We wanted to offer a brief word of caution on fixed income markets that have been rallying so hard these last few days. There is no small amount of pain trades still being played out to be sure, but we would worry that the pricing is also based on either a very gloomy assessment of the growth outlook or in taking the recent chatter over a 2% “new neutral” seriously.
*** We think the Fed messaging on lower for longer rates and a slower for longer trajectory once the tightening is underway is being taken a bit too far, and that if it continues for much longer, it could elevate the risks of unwelcome volatility in correcting. In other words, it could become the very sort of market action that drew the warnings of Fed officials like the departing Governor Jeremy Stein when he delivered his influential speech on credit market risk taking behavior just over a year ago in St. Louis. ***
*** Underscoring that point, we believe that barring a substantial marking down in the central tendency forecasts, the projections for the year-end fed funds rates that will be published in the June and September Summary of Economic Projections are likely to still show a steady upward progression in anticipated rates, including the new projections for 2017. ***
We think there are three points to keep in mind.

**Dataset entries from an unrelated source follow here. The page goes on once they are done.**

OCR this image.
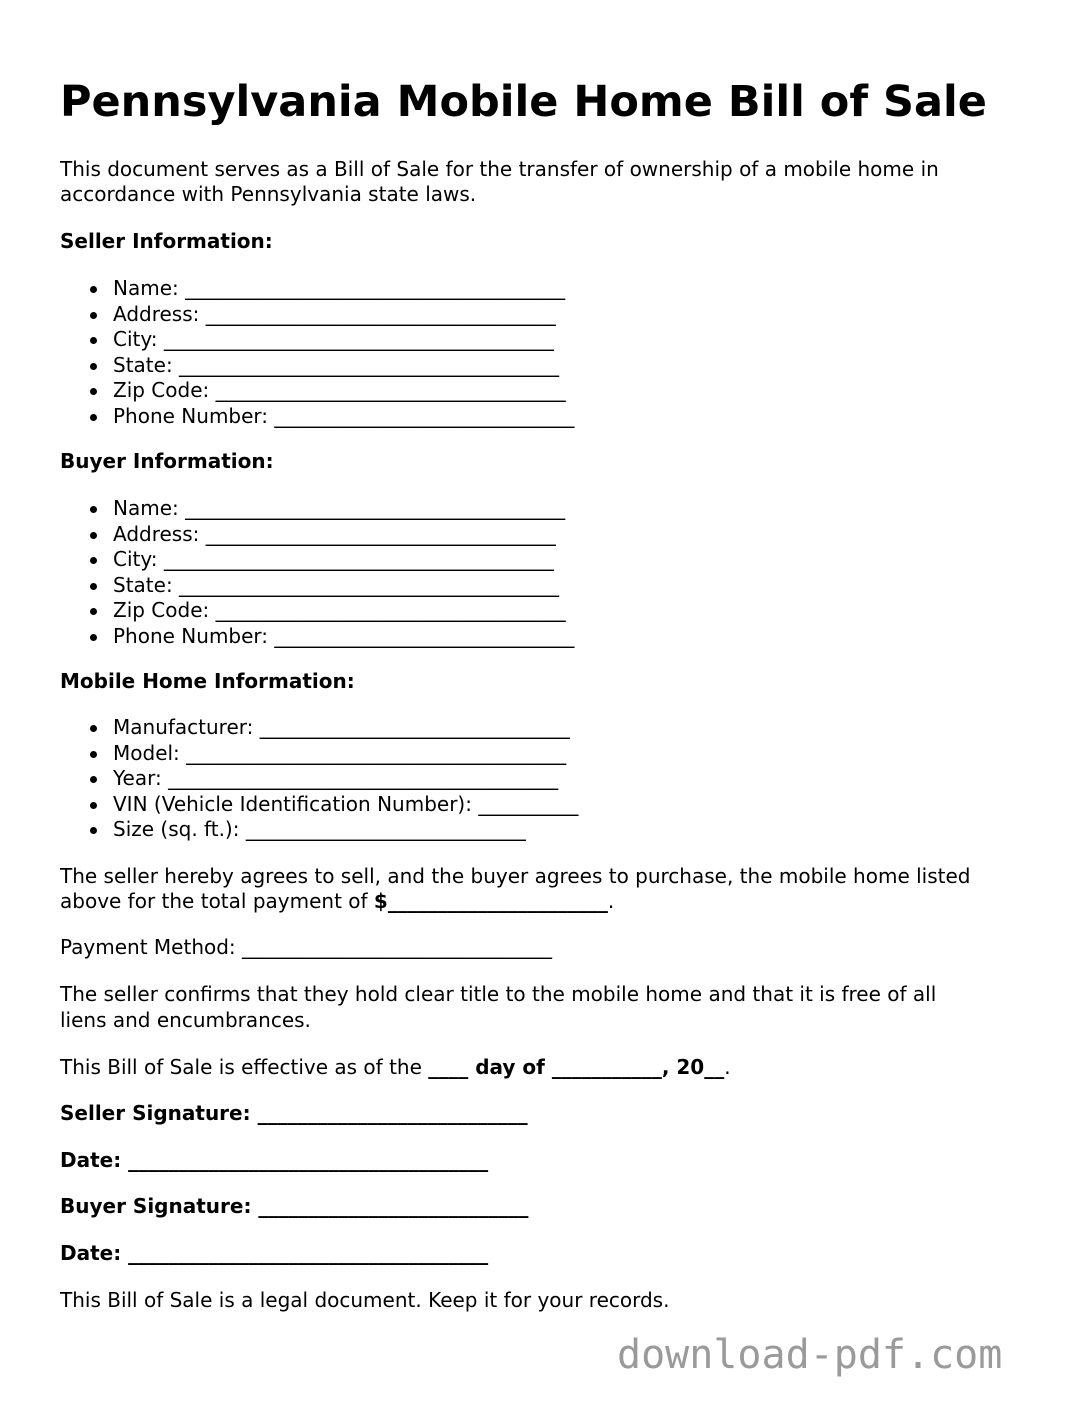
Pennsylvania Mobile Home Bill of Sale

This document serves as a Bill of Sale for the transfer of ownership of a mobile home in

accordance with Pennsylvania state laws.

Seller Information:

Name: ______________________________________
Address: ___________________________________
City: _______________________________________
State: ______________________________________
Zip Code: ___________________________________
Phone Number: ______________________________

Buyer Information:

Name: ______________________________________
Address: ___________________________________
City: _______________________________________
State: ______________________________________
Zip Code: ___________________________________
Phone Number: ______________________________

Mobile Home Information:

Manufacturer: _______________________________
Model: ______________________________________
Year: _______________________________________
VIN (Vehicle Identification Number): __________
Size (sq. ft.): ____________________________

The seller hereby agrees to sell, and the buyer agrees to purchase, the mobile home listed

above for the total payment of $______________________.

Payment Method: _______________________________

The seller confirms that they hold clear title to the mobile home and that it is free of all

liens and encumbrances.

This Bill of Sale is effective as of the ____ day of ___________, 20__.

Seller Signature: ___________________________

Date: ____________________________________

Buyer Signature: ___________________________

Date: ____________________________________

This Bill of Sale is a legal document. Keep it for your records.

download-pdf.com
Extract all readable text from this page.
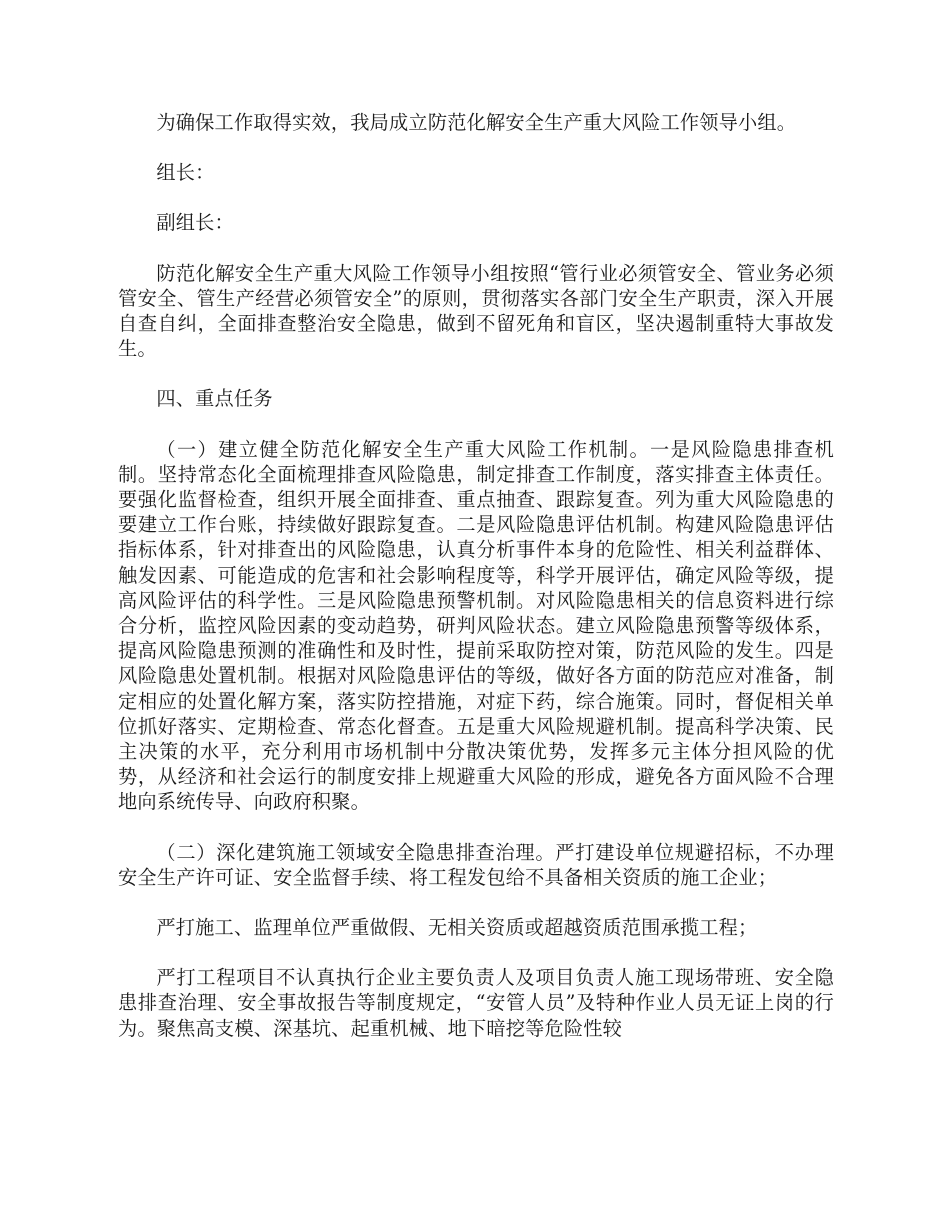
为确保工作取得实效，我局成立防范化解安全生产重大风险工作领导小组。

组长：

副组长：

防范化解安全生产重大风险工作领导小组按照“管行业必须管安全、管业务必须管安全、管生产经营必须管安全”的原则，贯彻落实各部门安全生产职责，深入开展自查自纠，全面排查整治安全隐患，做到不留死角和盲区，坚决遏制重特大事故发生。

四、重点任务

（一）建立健全防范化解安全生产重大风险工作机制。一是风险隐患排查机制。坚持常态化全面梳理排查风险隐患，制定排查工作制度，落实排查主体责任。要强化监督检查，组织开展全面排查、重点抽查、跟踪复查。列为重大风险隐患的要建立工作台账，持续做好跟踪复查。二是风险隐患评估机制。构建风险隐患评估指标体系，针对排查出的风险隐患，认真分析事件本身的危险性、相关利益群体、触发因素、可能造成的危害和社会影响程度等，科学开展评估，确定风险等级，提高风险评估的科学性。三是风险隐患预警机制。对风险隐患相关的信息资料进行综合分析，监控风险因素的变动趋势，研判风险状态。建立风险隐患预警等级体系，提高风险隐患预测的准确性和及时性，提前采取防控对策，防范风险的发生。四是风险隐患处置机制。根据对风险隐患评估的等级，做好各方面的防范应对准备，制定相应的处置化解方案，落实防控措施，对症下药，综合施策。同时，督促相关单位抓好落实、定期检查、常态化督查。五是重大风险规避机制。提高科学决策、民主决策的水平，充分利用市场机制中分散决策优势，发挥多元主体分担风险的优势，从经济和社会运行的制度安排上规避重大风险的形成，避免各方面风险不合理地向系统传导、向政府积聚。

（二）深化建筑施工领域安全隐患排查治理。严打建设单位规避招标，不办理安全生产许可证、安全监督手续、将工程发包给不具备相关资质的施工企业；

严打施工、监理单位严重做假、无相关资质或超越资质范围承揽工程；

严打工程项目不认真执行企业主要负责人及项目负责人施工现场带班、安全隐患排查治理、安全事故报告等制度规定，“安管人员”及特种作业人员无证上岗的行为。聚焦高支模、深基坑、起重机械、地下暗挖等危险性较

First, each time Fed Chair Janet Yellen or any of her colleagues on the Federal Open Market Committee repeat the forward guidance takeaway of an economy that still needs ample accommodative support, they are simply repeating a message to ensure it sinks in, but they are NOT turning the dovish screw further and amping up even more of an accommodative messaging that would suggest pushing the first rate hikes into 2016, much less a tightening cycle that will never get much past 2%. Maybe they will at some point, but that is nowhere near the current FOMC consensus.

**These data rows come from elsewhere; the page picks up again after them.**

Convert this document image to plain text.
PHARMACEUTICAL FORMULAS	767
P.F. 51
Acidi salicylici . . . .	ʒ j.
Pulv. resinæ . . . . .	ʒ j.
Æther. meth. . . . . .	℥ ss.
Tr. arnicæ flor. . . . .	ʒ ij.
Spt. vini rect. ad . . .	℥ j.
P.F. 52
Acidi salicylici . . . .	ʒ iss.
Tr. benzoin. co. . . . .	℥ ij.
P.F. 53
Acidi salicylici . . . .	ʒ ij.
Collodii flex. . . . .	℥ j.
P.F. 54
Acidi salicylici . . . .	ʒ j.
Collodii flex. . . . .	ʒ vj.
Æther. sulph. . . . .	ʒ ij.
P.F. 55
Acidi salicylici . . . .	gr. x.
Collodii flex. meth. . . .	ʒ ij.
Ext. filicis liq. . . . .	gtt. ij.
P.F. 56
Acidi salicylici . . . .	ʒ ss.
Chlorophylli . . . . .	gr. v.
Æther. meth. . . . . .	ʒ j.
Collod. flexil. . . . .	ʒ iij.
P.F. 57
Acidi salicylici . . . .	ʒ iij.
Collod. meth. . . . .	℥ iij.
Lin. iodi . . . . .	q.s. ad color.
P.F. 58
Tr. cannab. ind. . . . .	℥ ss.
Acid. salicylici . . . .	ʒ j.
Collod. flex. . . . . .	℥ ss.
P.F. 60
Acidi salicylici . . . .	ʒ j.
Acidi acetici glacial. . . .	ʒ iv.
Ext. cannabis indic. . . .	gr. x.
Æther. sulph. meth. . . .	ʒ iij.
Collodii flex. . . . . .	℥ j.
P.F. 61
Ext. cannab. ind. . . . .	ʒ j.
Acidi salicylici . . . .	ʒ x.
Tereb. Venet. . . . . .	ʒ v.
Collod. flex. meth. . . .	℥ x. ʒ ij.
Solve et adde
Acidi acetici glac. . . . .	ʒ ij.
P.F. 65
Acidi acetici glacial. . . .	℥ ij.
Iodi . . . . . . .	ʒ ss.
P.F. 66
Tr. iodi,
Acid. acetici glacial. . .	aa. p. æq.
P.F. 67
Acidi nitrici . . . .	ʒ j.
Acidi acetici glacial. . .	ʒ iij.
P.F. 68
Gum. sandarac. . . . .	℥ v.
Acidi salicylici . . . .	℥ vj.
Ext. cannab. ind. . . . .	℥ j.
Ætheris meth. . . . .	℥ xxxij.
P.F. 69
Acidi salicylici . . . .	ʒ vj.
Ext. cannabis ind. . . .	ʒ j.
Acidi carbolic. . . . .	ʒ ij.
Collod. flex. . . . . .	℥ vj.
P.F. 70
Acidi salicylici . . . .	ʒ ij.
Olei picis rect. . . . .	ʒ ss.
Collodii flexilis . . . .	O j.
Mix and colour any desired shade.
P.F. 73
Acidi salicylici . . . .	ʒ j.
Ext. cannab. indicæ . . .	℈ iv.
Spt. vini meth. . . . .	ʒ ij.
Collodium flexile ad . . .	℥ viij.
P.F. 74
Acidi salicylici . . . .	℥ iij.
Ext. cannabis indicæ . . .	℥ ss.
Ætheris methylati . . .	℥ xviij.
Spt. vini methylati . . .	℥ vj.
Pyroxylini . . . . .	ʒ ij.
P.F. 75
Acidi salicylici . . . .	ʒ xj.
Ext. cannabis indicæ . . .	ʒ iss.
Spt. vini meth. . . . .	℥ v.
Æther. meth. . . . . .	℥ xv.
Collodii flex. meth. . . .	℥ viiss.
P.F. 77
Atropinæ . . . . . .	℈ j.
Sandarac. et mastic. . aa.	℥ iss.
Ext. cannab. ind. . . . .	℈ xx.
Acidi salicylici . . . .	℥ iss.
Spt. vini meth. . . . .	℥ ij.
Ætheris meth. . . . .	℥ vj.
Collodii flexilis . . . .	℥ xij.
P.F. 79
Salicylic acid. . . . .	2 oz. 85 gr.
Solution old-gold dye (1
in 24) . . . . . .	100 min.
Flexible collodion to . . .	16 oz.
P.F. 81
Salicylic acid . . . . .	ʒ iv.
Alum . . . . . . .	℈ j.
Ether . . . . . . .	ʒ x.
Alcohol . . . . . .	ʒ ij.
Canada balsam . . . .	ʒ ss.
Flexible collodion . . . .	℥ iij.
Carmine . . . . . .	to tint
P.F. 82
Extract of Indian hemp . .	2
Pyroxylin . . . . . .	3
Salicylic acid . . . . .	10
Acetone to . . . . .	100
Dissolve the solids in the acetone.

Second, before the Fed would be shifting to an even more dovish messaging, there would need to be a pretty substantial downgrade in the outlook, and we do not have any sense the Fed is downgrading its central tendency forecasts for 2014 and 2015. And on that score, the Federal Reserve Bank of New York this morning released its most recent staff forecasts that are still more or less in line with the CTF of near 3% growth this year, picking up to 3.5% next year. It is hard to reconcile that forecast with a collapsing neutral interest rate.
Again, many of the FOMC members, or more specifically, their staff, are nudging the assumed neutral level of interest rates down from the traditional 4% to perhaps as low as 3.5% in the longer run. Perhaps the better way to frame the “below normal” issue for now is that the neutral rate is not a fixed level but a variable changing as economic and financial conditions change.
That was point former Fed Chairman Ben Bernanke was at pains to make as far back as the September FOMC presser, not that it is currently plunging to a terminal rate of no more than 3%. So while it can be pushed down under the weight of the lagged effects of shock downturns to output, employment, and battered balance sheets or flat wage growth, it will also be rising again as growth gains pace and the transmission channels of policy are repaired and unclogged.
And third, there is the likely placing of the year end fed funds rate projections in the upcoming June and September FOMC meeting dot plots. As we said, unless the forecasts are being marked down pretty dramatically, there is no reason not to believe that the 2015 and 2016 rate dots won’t be nudged up a little more; after all, growth is expected to steadily regain the lost ground from the first quarter, and the labor market is still likely to show steady gains across its various measures through the rest of the year.
In particular the September dot plot will for the first time display the rate projections for 2017. And those dots — again, barring a reversal in the growth outlook — are likely to show at least some of the more hawkishly-inclined Committee members putting their year-end dots right up against 4% or more, while even the more centrist Committee members are also likely to mark dots that are clearly north of 3%.
On the value of the dots themselves, Chair Yellen and other Committee members have been playing them down a bit, drawing the distinction between the statement guidance versus the dots of the Summary of Economic Projections material going into an FOMC meeting. But the dot plots do nevertheless provide a useful sense of where and on what the Committee members and their staff are basing their discussions in the meeting itself that are ultimately fashioned into the formal, voted forward guidance of the statement itself.
As we mentioned in yesterday’s report (SGH 5/15/14, “Fed: Message Bifurcation”), we suspect that the plunge in yields and a pricing in short rates well under the Fed’s own projections on the timing and pace of rate increases may draw a gentle push back from Fed officials on some of the extreme misinterpretations gathering pace across the markets about the level of neutral or equilibrium rates.